The research and worry is all for a bit later though. Right now it’s Friday evening and I have a happy and contented, if not exactly healthy, dog sitting next to me wanting undivided attention. Tending to that feels like it’ll probably be the most productive and cathartic thing I’ve done all day.

Azimuth check…

Tomorrow I’m going to a class titled something like “Mid-Career Retirement Planning Seminar.” Aside from the less than creative naming, it took a while for what that really means to sink in to my thick skull. This coming January, I’ll have ten years on the job. Admittedly, that’s on the low side of the “mid-career” range, but it still doesn’t quite seem possible that I’ve been hanging out with Uncle Sam long enough for a decade to slip past more or less unnoticed. Apparently I have. As a reward, Uncle wants me to find out what it’s going to take to retire to something other than an old age of dining on cat food and choosing between paying my electric bill and buying my medication.

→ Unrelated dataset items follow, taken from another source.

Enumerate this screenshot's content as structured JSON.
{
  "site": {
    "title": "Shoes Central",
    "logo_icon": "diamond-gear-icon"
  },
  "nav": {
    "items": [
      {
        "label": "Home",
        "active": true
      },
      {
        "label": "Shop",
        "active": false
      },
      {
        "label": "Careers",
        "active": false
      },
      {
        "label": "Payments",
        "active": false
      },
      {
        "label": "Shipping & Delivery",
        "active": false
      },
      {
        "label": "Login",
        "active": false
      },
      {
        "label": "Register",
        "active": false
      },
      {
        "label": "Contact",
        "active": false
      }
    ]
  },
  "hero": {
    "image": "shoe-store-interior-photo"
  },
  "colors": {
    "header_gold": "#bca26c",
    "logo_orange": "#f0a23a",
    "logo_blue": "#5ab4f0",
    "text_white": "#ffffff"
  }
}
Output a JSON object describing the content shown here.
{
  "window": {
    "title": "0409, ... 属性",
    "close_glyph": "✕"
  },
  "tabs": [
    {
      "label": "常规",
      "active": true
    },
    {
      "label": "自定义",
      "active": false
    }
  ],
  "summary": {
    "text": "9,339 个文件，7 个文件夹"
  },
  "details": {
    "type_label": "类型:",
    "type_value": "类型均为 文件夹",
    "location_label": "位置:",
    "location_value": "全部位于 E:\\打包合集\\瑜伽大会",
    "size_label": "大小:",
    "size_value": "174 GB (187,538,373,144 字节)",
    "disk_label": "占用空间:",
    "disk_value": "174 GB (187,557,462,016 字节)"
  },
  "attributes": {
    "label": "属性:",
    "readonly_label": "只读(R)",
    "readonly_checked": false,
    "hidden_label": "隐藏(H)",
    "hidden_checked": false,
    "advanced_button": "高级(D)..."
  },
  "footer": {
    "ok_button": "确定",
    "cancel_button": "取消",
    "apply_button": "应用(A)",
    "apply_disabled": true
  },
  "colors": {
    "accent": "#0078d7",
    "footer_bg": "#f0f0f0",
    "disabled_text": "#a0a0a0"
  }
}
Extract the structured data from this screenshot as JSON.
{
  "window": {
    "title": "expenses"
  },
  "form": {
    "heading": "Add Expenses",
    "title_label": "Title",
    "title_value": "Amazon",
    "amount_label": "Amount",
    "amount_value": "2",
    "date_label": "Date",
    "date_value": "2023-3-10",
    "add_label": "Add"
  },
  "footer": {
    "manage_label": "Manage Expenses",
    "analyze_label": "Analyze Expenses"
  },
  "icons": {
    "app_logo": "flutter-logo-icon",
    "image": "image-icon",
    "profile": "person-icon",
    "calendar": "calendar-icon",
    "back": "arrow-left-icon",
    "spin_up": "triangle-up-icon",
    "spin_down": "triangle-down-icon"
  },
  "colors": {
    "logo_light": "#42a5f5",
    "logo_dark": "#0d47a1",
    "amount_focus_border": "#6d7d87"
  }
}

I’ve got my own theory on how to do that, of course, and a guy who makes good money to give me advice and keep an eye on my retirement nest egg, but I’m an open minded kind of guy (stop snickering). I’m open to hearing whatever brilliant ideas this bunch of contractors came up with. I’m going to give them the benefit of the doubt until someone mentions Social Security being the “third leg of the retirement stool”, or working past 70 to offset potential market losses and as a hedge against accidentally living long enough to hit the century mark. Since I’m under no delusion of Social Security being anything more than a happy memory by 2040 and the prospect of dropping dead at my desk isn’t particularly appealing, I think I’ll plan for the more traditional route.

Either way, tomorrow could be anything from passingly informative to mildly amusing. That’s mostly going to depend on the performance of whoever is giving the pitch. In any case, I’ll keep my snark at the ready in case it’s needed on short notice.